In gut zwei Jahren sollte es soweit sein. Dann werden die über 100 Paten und Gönner des Weinbergs am Rebebänkli in Wohlen ihre ersten Flaschen entkorken. Sie werden den optimal temperierten (10 bis 12 Grad) Souvignier Gris in ein edles Weinglas giessen und den goldgelben Weissen mit seinem zarten Aroma von süsslichen Äpfeln, Honigmelone, Aprikosenkonfi und Quittensaft vom Auge zur Nase führen. Zunge und Gaumen werden unter leichtem Schlürfen, sanftem Schnalzen und langsamem Schlucken eine feine, fruchtige Säure und zarte Gerbstoffstruktur vermelden, die dem gut strukturierten Wein, einer Kreuzung aus Cabernet Sauvignon und Bronner, einen nachhaltigen Abgang verschaffen wird.

Soweit der önologische Wunschtraum, für den sich die Wohler Freizeitwinzer Hannes Bigler und Stefan Weber mächtig ins Zeug legen. Fachlich beraten von Weinbauer Bruno Hartmann aus Remigen, der den Wein auch keltern wird, sollte dem Traum vom ersten Eigengewächs ab dem Rebebänkli seit 1910 nichts mehr im Wege stehen. Die im Mai 2017 gepflanzten 120 Weinstöcke, könnten einen Ertrag von 150 bis sogar 200 Litern Wein bringen, meinen die Fachleute. Verglichen mit den 150 000 Litern, die im Spitzenjahr 1782 von den damals rund 80 Weinbauern Wohlens in die Trotte gebracht wurden, liest sich das vielleicht mager. Aber hinter diesen paar Litern Wein stecken eine Idee und ein Engagement, die vom ideellen Wert her mit keinem Parker-Überflieger der Welt aufgegossen werden können.

Alte Tradition wiederbelebt

Peter «Pitsch» Isler, Präsident des Gemeinnützigen Ortsvereins Wohlen (GOV), erzählte am Mittwochabend vor versammelter Patenschaft und Behördenvertretern sehr launig, wie aus einer eigentlichen Bieridee heraus das Projekt «Rebberg beim Rebebänkli» entstand. GOV-Finanzchef Ernst Hochstrasser bestätigte, dass sie bei der ersten Besprechung tatsächlich Bier und nicht Wein getrunken hätten. Dennoch war der ganze GOV begeistert von der Idee, den in Wohlen seit dem 17. Jahrhundert nachgewiesenen und für viele Menschen bis zum Beginn des 20. Jahrhunderts existenziellen Weinanbau wiederzubeleben.
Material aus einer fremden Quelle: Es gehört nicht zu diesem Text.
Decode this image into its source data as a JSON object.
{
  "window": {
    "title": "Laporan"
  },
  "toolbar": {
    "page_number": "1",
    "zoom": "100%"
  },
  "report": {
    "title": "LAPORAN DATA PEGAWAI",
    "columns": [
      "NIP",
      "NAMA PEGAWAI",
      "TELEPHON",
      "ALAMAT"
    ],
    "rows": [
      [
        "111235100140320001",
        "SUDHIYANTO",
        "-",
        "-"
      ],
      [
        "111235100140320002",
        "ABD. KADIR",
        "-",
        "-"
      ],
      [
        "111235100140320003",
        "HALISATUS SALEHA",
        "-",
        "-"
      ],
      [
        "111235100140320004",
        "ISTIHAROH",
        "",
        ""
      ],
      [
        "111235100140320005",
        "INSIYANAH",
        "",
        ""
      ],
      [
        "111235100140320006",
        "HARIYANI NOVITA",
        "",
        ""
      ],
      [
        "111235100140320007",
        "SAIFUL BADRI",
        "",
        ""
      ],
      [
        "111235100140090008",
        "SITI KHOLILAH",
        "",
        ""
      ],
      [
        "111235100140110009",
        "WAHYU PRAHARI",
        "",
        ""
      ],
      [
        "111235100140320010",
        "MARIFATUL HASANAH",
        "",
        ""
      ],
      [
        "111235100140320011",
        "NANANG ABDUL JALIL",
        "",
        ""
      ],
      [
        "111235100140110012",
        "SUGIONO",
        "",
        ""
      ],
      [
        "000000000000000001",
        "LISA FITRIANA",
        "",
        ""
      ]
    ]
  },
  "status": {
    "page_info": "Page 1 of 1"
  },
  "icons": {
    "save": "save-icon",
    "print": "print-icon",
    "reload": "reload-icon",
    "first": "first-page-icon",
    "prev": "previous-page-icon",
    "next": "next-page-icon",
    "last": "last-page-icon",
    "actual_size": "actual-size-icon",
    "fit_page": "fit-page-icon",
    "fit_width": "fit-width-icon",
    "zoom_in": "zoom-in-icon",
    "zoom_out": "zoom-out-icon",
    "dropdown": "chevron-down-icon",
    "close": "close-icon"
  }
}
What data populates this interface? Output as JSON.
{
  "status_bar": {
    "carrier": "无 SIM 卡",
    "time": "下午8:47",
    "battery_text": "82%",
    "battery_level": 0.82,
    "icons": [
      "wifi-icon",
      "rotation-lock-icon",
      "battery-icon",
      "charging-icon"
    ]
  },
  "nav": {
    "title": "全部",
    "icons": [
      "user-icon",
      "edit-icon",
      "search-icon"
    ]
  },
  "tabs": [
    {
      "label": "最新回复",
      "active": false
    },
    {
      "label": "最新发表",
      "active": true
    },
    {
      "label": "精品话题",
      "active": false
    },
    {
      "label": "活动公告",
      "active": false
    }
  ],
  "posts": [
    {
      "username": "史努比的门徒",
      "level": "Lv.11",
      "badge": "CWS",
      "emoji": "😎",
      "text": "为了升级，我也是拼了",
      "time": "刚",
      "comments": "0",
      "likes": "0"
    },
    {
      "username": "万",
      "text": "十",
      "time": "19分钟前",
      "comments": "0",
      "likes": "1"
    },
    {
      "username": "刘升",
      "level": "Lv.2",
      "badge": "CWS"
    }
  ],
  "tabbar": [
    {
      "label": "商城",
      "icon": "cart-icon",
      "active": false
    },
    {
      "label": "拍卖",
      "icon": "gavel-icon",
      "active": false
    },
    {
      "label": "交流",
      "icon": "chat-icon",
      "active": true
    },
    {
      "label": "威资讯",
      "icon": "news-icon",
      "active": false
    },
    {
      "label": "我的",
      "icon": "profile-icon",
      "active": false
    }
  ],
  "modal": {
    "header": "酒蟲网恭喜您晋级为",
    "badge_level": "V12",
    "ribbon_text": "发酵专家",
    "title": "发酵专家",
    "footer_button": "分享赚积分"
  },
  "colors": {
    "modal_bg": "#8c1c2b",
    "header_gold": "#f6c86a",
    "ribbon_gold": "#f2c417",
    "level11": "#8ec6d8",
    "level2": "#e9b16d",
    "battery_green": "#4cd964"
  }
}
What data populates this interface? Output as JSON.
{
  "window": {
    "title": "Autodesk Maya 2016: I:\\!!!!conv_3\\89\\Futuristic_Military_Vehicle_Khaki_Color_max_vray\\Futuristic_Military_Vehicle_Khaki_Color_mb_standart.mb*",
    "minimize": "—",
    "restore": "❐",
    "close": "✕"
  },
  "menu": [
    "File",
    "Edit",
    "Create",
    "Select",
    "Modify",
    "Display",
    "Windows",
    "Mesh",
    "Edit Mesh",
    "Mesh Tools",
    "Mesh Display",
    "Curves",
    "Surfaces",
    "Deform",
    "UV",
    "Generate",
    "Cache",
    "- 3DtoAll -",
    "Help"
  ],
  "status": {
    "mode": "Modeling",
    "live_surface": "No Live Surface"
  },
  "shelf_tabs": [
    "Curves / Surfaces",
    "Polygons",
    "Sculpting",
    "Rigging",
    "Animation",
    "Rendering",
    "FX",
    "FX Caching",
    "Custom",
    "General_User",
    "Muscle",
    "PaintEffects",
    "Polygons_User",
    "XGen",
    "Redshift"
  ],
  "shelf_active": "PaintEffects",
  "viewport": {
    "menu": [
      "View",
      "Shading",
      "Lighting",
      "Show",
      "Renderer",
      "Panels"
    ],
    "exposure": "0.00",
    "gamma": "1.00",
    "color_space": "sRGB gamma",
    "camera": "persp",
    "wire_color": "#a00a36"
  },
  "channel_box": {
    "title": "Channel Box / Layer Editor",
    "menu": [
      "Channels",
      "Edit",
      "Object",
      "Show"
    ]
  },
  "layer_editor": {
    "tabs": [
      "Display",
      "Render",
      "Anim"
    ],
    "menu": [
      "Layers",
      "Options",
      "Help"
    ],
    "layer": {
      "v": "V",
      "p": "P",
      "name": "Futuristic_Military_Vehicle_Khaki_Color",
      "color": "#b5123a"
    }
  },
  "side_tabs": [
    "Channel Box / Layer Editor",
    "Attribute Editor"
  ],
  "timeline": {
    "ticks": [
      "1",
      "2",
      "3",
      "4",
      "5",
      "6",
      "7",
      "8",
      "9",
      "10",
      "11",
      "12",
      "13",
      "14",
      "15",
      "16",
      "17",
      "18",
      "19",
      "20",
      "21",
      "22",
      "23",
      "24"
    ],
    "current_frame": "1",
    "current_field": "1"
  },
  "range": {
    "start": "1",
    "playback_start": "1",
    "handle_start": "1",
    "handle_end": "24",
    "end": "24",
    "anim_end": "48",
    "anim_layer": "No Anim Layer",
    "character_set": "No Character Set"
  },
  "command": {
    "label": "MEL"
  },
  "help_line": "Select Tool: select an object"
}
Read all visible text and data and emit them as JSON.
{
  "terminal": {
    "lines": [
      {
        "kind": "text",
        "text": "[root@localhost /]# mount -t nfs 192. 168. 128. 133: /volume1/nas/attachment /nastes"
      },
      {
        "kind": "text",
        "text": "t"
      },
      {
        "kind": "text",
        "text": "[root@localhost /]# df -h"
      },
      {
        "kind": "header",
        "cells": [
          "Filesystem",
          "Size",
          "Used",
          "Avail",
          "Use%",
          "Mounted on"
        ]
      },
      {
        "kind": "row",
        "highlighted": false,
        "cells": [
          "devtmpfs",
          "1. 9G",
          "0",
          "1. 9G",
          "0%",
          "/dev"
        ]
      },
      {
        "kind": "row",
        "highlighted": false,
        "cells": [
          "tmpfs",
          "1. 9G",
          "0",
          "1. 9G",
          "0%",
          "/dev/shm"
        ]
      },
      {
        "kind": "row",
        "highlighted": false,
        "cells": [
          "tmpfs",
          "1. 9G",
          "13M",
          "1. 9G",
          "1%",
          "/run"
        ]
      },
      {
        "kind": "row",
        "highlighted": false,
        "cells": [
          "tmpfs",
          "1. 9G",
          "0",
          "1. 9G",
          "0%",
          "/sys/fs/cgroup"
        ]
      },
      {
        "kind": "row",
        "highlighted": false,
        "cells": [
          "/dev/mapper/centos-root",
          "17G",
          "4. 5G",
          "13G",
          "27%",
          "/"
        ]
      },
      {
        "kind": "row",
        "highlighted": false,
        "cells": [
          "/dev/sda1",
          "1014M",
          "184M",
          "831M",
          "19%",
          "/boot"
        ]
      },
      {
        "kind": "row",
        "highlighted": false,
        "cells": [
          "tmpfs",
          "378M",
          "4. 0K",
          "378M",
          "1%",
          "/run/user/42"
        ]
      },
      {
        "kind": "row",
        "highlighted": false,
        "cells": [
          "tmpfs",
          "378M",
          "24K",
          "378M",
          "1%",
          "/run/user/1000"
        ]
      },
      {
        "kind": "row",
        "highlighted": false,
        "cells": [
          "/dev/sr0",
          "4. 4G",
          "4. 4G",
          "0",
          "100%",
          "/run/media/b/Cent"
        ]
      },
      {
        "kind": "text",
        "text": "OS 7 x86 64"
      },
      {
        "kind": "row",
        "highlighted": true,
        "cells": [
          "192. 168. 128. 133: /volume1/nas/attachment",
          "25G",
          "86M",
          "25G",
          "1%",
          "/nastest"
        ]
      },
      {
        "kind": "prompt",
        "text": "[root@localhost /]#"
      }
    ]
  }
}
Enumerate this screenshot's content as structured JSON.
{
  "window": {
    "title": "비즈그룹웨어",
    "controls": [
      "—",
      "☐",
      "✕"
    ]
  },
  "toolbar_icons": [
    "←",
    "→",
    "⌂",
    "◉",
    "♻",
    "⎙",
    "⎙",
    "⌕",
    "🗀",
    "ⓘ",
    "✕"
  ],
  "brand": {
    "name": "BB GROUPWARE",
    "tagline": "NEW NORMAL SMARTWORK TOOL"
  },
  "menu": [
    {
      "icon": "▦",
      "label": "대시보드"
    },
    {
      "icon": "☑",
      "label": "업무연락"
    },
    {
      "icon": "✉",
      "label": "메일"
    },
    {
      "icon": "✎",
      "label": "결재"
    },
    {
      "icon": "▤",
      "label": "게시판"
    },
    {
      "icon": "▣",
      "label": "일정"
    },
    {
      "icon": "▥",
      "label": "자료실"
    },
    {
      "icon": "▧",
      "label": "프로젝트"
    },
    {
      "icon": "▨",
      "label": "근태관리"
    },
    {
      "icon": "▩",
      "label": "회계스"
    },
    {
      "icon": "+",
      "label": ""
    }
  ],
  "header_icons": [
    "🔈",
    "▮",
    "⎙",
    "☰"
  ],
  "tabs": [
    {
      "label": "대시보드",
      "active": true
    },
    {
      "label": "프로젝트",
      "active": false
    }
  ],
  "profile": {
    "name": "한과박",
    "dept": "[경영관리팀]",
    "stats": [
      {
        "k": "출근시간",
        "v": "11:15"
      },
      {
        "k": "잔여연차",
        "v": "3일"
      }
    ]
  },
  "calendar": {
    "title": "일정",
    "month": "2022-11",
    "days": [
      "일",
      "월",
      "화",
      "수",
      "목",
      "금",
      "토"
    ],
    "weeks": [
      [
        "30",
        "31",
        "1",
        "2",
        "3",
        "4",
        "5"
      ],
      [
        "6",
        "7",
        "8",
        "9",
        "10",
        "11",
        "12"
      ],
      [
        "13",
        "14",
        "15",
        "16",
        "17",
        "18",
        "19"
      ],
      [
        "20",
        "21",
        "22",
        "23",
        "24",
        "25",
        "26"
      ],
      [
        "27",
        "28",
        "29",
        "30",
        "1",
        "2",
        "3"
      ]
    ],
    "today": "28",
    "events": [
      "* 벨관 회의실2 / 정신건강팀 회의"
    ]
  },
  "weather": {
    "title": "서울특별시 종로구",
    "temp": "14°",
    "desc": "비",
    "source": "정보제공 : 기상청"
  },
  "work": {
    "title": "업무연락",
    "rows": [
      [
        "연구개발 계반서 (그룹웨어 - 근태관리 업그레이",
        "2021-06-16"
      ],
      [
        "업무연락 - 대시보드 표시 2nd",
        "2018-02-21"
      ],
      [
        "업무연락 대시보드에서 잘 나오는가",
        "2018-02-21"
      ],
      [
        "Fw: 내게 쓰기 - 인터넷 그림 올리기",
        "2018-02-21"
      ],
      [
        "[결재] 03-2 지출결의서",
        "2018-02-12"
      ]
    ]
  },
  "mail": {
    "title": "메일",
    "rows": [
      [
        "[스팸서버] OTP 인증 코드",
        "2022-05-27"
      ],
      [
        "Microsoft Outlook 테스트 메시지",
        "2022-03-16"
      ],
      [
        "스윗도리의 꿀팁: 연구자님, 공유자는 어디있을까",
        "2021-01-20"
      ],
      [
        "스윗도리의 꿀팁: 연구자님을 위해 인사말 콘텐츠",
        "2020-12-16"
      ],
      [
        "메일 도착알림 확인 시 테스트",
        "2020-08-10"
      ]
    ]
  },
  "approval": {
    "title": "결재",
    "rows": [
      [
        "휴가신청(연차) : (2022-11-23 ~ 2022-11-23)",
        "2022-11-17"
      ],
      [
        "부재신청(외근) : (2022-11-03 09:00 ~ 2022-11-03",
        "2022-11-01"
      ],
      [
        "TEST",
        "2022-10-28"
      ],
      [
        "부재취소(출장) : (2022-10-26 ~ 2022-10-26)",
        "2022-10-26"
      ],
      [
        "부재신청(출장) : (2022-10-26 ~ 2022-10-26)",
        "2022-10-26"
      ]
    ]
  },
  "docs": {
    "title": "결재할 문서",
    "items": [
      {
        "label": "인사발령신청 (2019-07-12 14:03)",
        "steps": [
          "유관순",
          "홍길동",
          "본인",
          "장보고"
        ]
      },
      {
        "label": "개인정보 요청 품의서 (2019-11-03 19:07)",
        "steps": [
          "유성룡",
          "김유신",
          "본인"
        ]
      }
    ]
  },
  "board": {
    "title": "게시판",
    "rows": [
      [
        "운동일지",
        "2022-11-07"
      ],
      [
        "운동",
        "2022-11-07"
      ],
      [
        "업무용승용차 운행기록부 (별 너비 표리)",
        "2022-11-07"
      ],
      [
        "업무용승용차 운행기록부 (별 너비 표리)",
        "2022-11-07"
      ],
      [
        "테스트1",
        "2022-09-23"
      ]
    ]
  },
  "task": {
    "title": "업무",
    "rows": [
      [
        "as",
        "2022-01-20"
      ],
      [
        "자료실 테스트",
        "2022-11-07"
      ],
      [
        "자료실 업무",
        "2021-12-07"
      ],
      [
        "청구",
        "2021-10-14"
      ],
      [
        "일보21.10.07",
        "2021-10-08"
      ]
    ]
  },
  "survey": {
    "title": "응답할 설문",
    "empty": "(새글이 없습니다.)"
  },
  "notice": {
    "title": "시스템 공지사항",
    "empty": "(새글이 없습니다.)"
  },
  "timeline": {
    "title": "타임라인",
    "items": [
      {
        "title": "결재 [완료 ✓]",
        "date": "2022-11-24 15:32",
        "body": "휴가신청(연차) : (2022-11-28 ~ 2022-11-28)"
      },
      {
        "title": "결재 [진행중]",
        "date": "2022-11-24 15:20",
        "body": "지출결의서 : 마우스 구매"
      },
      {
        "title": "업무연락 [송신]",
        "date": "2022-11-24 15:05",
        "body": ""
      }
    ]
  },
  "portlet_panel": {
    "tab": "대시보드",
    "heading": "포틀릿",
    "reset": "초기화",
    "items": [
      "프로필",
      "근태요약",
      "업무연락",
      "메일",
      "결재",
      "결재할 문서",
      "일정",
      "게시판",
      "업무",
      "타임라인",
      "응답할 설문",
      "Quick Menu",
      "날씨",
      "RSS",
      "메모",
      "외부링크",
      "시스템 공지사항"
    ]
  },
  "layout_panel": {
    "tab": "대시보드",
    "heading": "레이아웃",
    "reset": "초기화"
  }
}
Dafür standen dem Verein am Rebenweg, mitten im Wohngebiet am Rebebänkli, 269 m2 besten Bodens zur Verfügung.

Rebberg ist ganzes Ökosystem

Aus dem Flecken Land machten die Initianten, mit Unterstützung der Kommission für Natur- und Landwirtschaft der Gemeinde Wohlen, ein eigenes Ökosystem. Darin bieten Trockenmauern mit ihren Ritzen und Hohlräumen sowie Hecken, Steinhaufen und Wildblumen Lebensräume, etwa für Echsen, Reptilien, Insekten und Vögel. Dass der Saft vom Weinberg auch die Lebensgeister der Menschen beflügelt, sei dabei nur am Rande erwähnt.

Die grossen Steinblöcke, die dem Rebebänkli seinen Namen gaben, laden immer noch zum Sitzen ein. Auch das Muschelkalkmäuerchen am Rebenweg ist ein schöner Ruheplatz, um die Aussicht zu geniessen und vielleicht auch einen Blick auf die Informationstafel zu werfen. Den neuen GOV-Vorstandsmitgliedern, Daniela Colacino-Meyer, Corinne Moser-Burkard und Andy Wyder, kam die Ehre zu, das Ehrenmal zu enthüllen. Darauf sind auch die Namen all derer vermerkt, die das Projekt als Paten oder Gönner unterstützt haben. Die untergehende Sonne tauchte die Szene in ein warmes, rot-goldenes Licht, als die Festgemeinde ihre Gläser auf ein gelungenes Projekt erheben durfte.